More young people than ever before will take part this year in free film-making workshops run by The Outlook for Someday sustainability film project.
Up to 1000 are expected to participate in the workshops from June to August.
43 one-day and two-day workshops are planned throughout New Zealand, including 6 two-day Kaupapa Maori workshops and, for the first time, at least one workshop focused towards Pasifika young people.
The workshops offer an opportunity for young New Zealanders to tell their own sustainability stories – environmental or social, individual or cultural, local or global.
They have also proven to be a springboard to international acclaim, with participants going on to make winning films in The Outlook for Someday film challenge and then have their films selected for overseas film festivals.

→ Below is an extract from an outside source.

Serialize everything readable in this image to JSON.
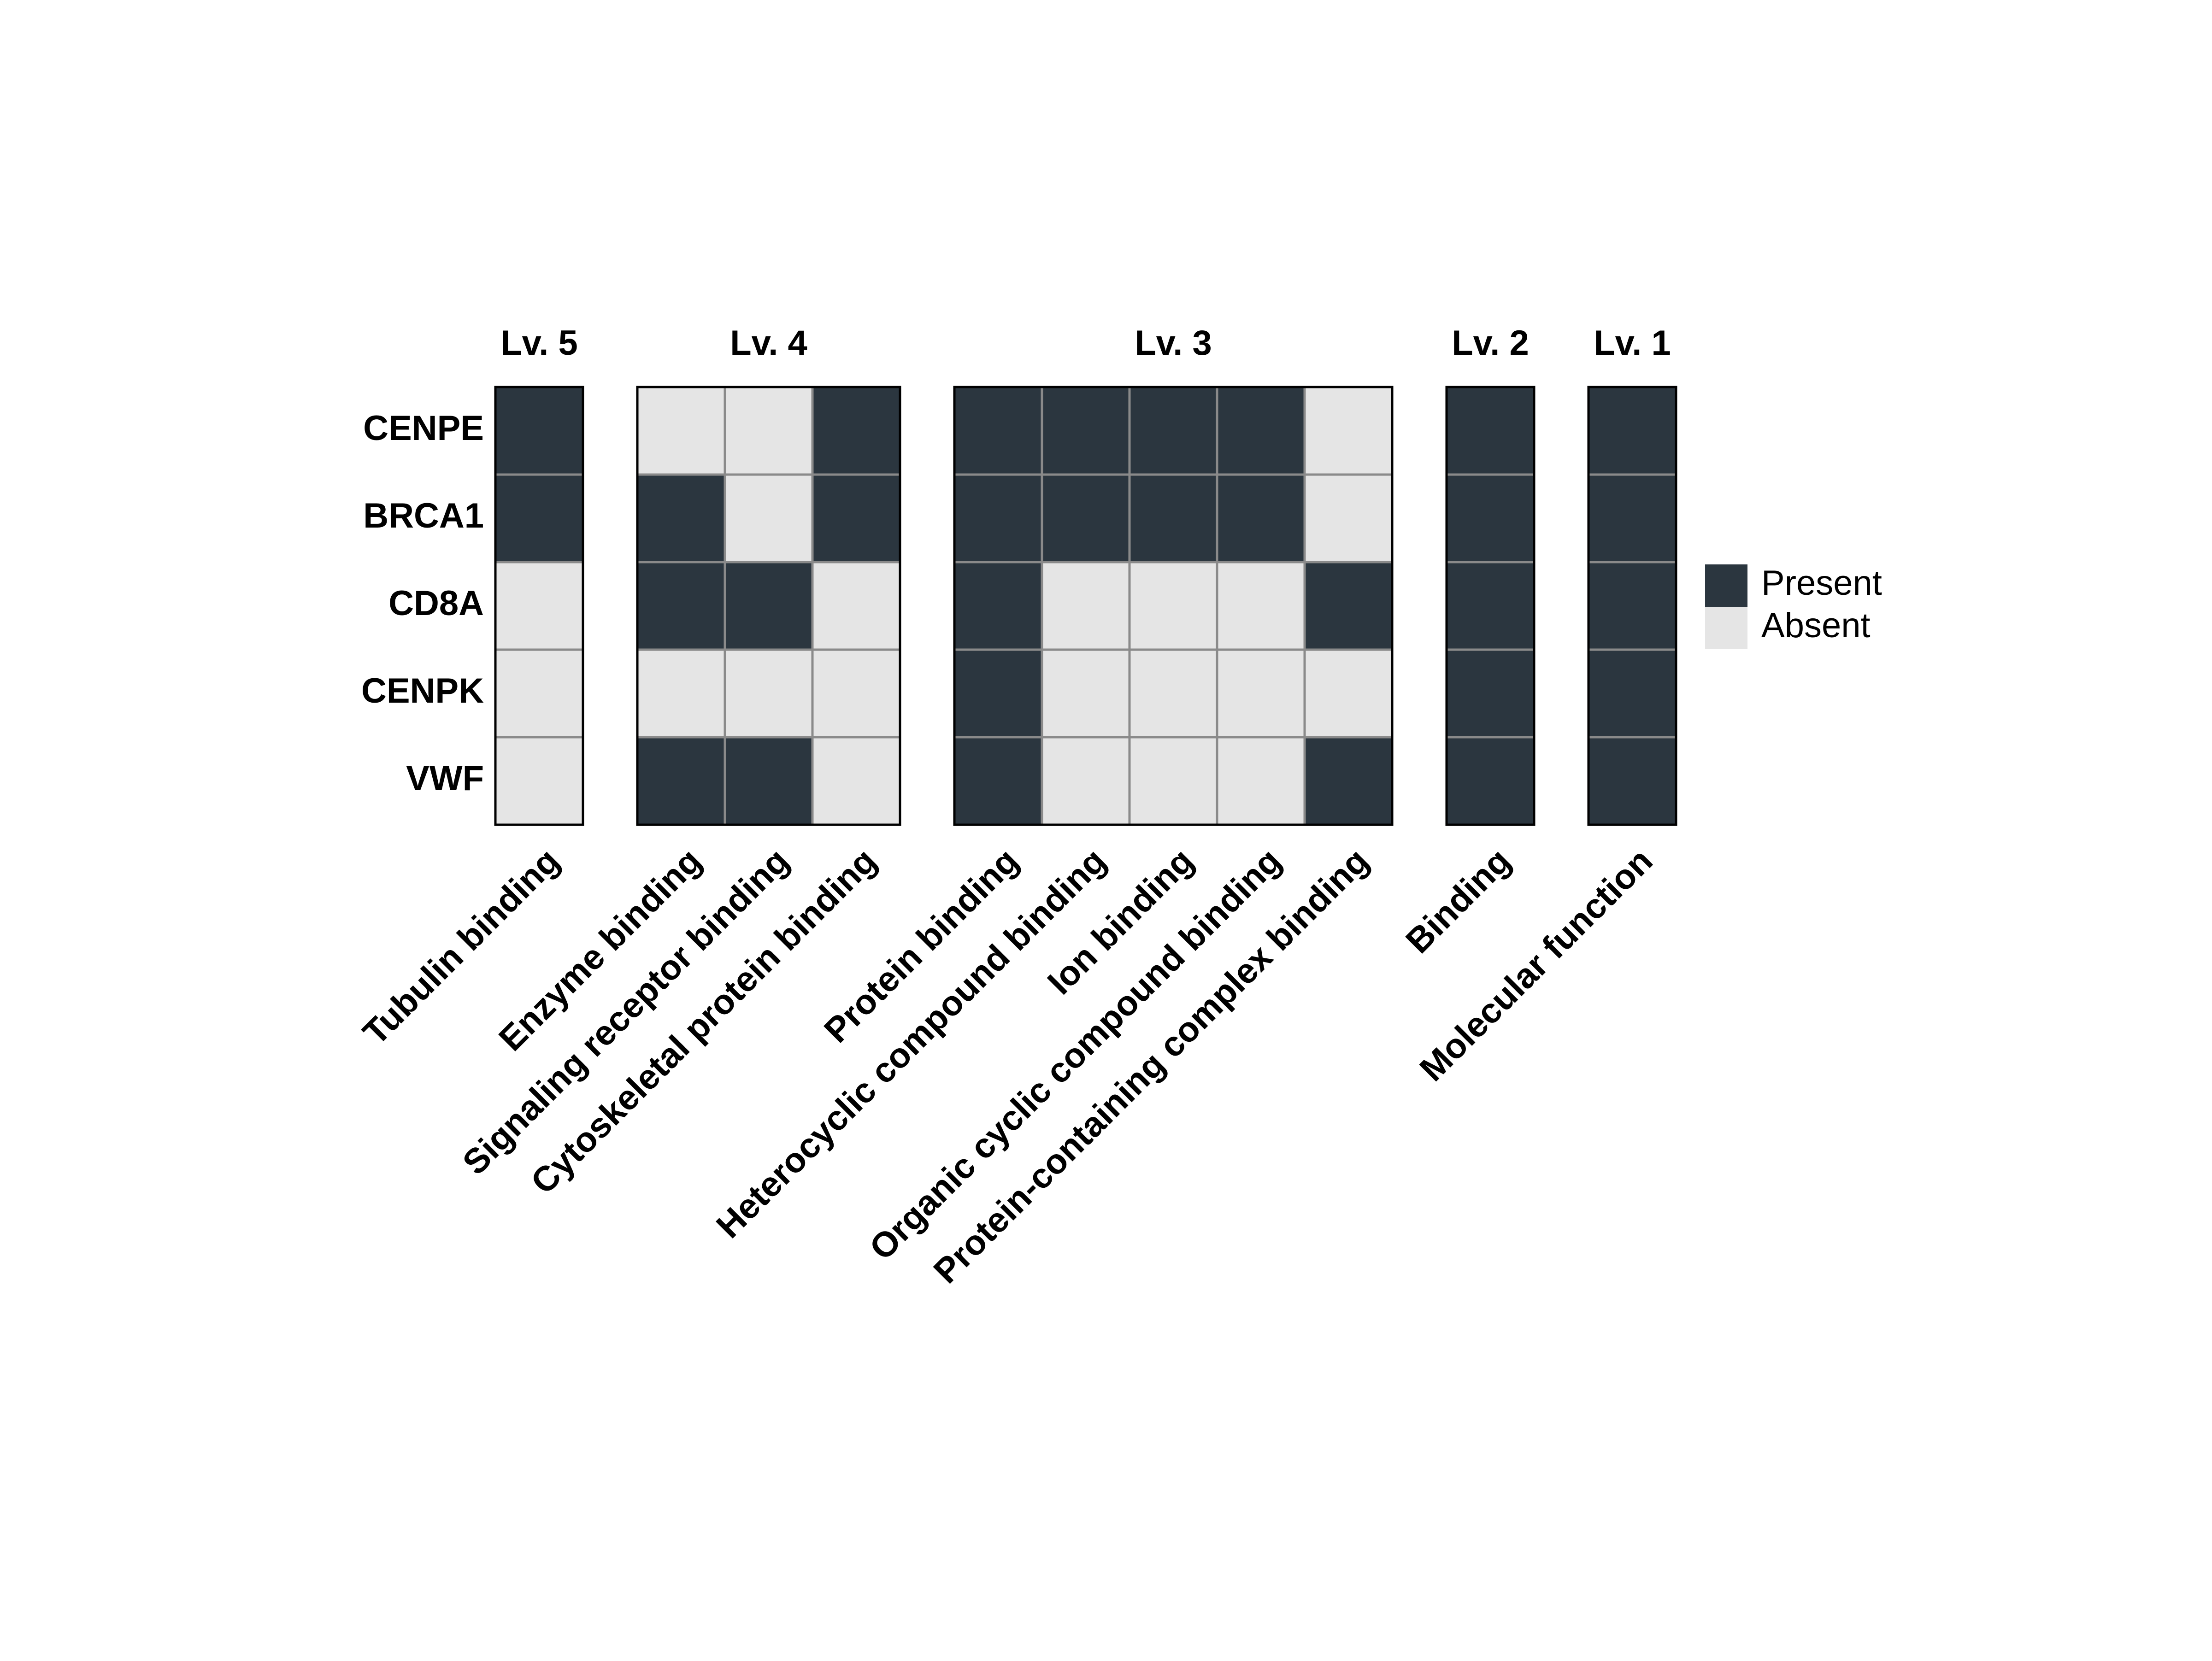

“It’s a nourishing and exciting day,” said Chris Widdup, Project Manager of The Outlook for Someday. “Each participant gets to discover their own take on sustainability and go on a storytelling journey from idea to completion.

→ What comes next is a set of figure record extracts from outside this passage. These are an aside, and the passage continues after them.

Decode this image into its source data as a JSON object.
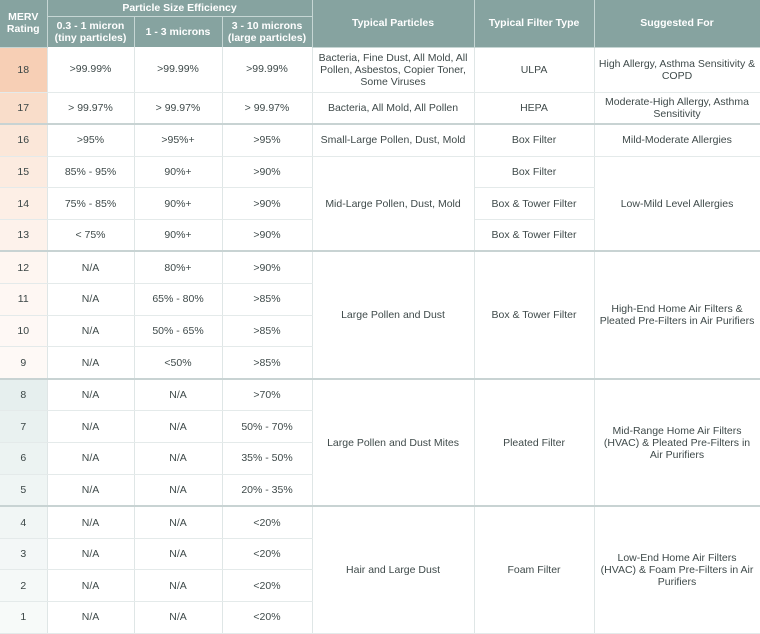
{
  "header": {
    "merv_rating": "MERV Rating",
    "particle_size_efficiency": "Particle Size Efficiency",
    "col_03_1": "0.3 - 1 micron (tiny particles)",
    "col_1_3": "1 - 3 microns",
    "col_3_10": "3 - 10 microns (large particles)",
    "typical_particles": "Typical Particles",
    "typical_filter_type": "Typical Filter Type",
    "suggested_for": "Suggested For"
  },
  "rows": [
    {
      "rating": "18",
      "e1": ">99.99%",
      "e2": ">99.99%",
      "e3": ">99.99%"
    },
    {
      "rating": "17",
      "e1": "> 99.97%",
      "e2": "> 99.97%",
      "e3": "> 99.97%"
    },
    {
      "rating": "16",
      "e1": ">95%",
      "e2": ">95%+",
      "e3": ">95%"
    },
    {
      "rating": "15",
      "e1": "85% - 95%",
      "e2": "90%+",
      "e3": ">90%"
    },
    {
      "rating": "14",
      "e1": "75% - 85%",
      "e2": "90%+",
      "e3": ">90%"
    },
    {
      "rating": "13",
      "e1": "< 75%",
      "e2": "90%+",
      "e3": ">90%"
    },
    {
      "rating": "12",
      "e1": "N/A",
      "e2": "80%+",
      "e3": ">90%"
    },
    {
      "rating": "11",
      "e1": "N/A",
      "e2": "65% - 80%",
      "e3": ">85%"
    },
    {
      "rating": "10",
      "e1": "N/A",
      "e2": "50% - 65%",
      "e3": ">85%"
    },
    {
      "rating": "9",
      "e1": "N/A",
      "e2": "<50%",
      "e3": ">85%"
    },
    {
      "rating": "8",
      "e1": "N/A",
      "e2": "N/A",
      "e3": ">70%"
    },
    {
      "rating": "7",
      "e1": "N/A",
      "e2": "N/A",
      "e3": "50% - 70%"
    },
    {
      "rating": "6",
      "e1": "N/A",
      "e2": "N/A",
      "e3": "35% - 50%"
    },
    {
      "rating": "5",
      "e1": "N/A",
      "e2": "N/A",
      "e3": "20% - 35%"
    },
    {
      "rating": "4",
      "e1": "N/A",
      "e2": "N/A",
      "e3": "<20%"
    },
    {
      "rating": "3",
      "e1": "N/A",
      "e2": "N/A",
      "e3": "<20%"
    },
    {
      "rating": "2",
      "e1": "N/A",
      "e2": "N/A",
      "e3": "<20%"
    },
    {
      "rating": "1",
      "e1": "N/A",
      "e2": "N/A",
      "e3": "<20%"
    }
  ],
  "particles": {
    "r18": "Bacteria, Fine Dust, All Mold, All Pollen, Asbestos, Copier Toner, Some Viruses",
    "r17": "Bacteria, All Mold, All Pollen",
    "r16": "Small-Large Pollen, Dust, Mold",
    "r15_13": "Mid-Large Pollen, Dust, Mold",
    "r12_9": "Large Pollen and Dust",
    "r8_5": "Large Pollen and Dust Mites",
    "r4_1": "Hair and Large Dust"
  },
  "filter_types": {
    "r18": "ULPA",
    "r17": "HEPA",
    "r16": "Box Filter",
    "r15": "Box Filter",
    "r14": "Box & Tower Filter",
    "r13": "Box & Tower Filter",
    "r12_9": "Box & Tower Filter",
    "r8_5": "Pleated Filter",
    "r4_1": "Foam Filter"
  },
  "suggested": {
    "r18": "High Allergy, Asthma Sensitivity & COPD",
    "r17": "Moderate-High Allergy, Asthma Sensitivity",
    "r16": "Mild-Moderate Allergies",
    "r15_13": "Low-Mild Level Allergies",
    "r12_9": "High-End Home Air Filters & Pleated Pre-Filters in Air Purifiers",
    "r8_5": "Mid-Range Home Air Filters (HVAC) & Pleated Pre-Filters in Air Purifiers",
    "r4_1": "Low-End Home Air Filters (HVAC) & Foam Pre-Filters in Air Purifiers"
  },
  "colors": {
    "header_bg": "#86a3a0",
    "high_rating_shade": "#f7cfb5",
    "low_rating_shade": "#e6efee"
  }
}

They work collaboratively with other young people they have never met before. And at the end of the day the lights go down for a screening of the films they’ve made together.”
The workshops are open to young people from school years 7 to 13 (aged 11 to 18) as well as teachers and youth workers. They run from 9am to 4.30pm on weekdays.
Space is limited – only 25 participants per workshop.
To register for a workshop in your area go to www.theoutlookforsomeday.net/workshops.
THE OUTLOOK FOR SOMEDAY:
Now in its 10th year, The Outlook for Someday is New Zealand’s sustainability film project for young people. Through an annual film challenge and a national series of sustainability film-making workshops the project helps grow a generation of sustainability storytellers.
The project was a 2016 finalist in New Zealand’s Green Ribbon Awards “for developing deep understanding of sustainability issues among the next generation of decision-makers.”
Each year there are 20 winning films in the film challenge, which asks young people up to the age of 24 to make short sustainability-related films of any genre, filmed with any camera and any length up to 5 minutes.
At The Someday Awards red-carpet ceremony each winning film-maker receives a commitment that their film will be entered into at least one international film festival the following year.
The entry deadline for the film challenge in 2016 is 9 September.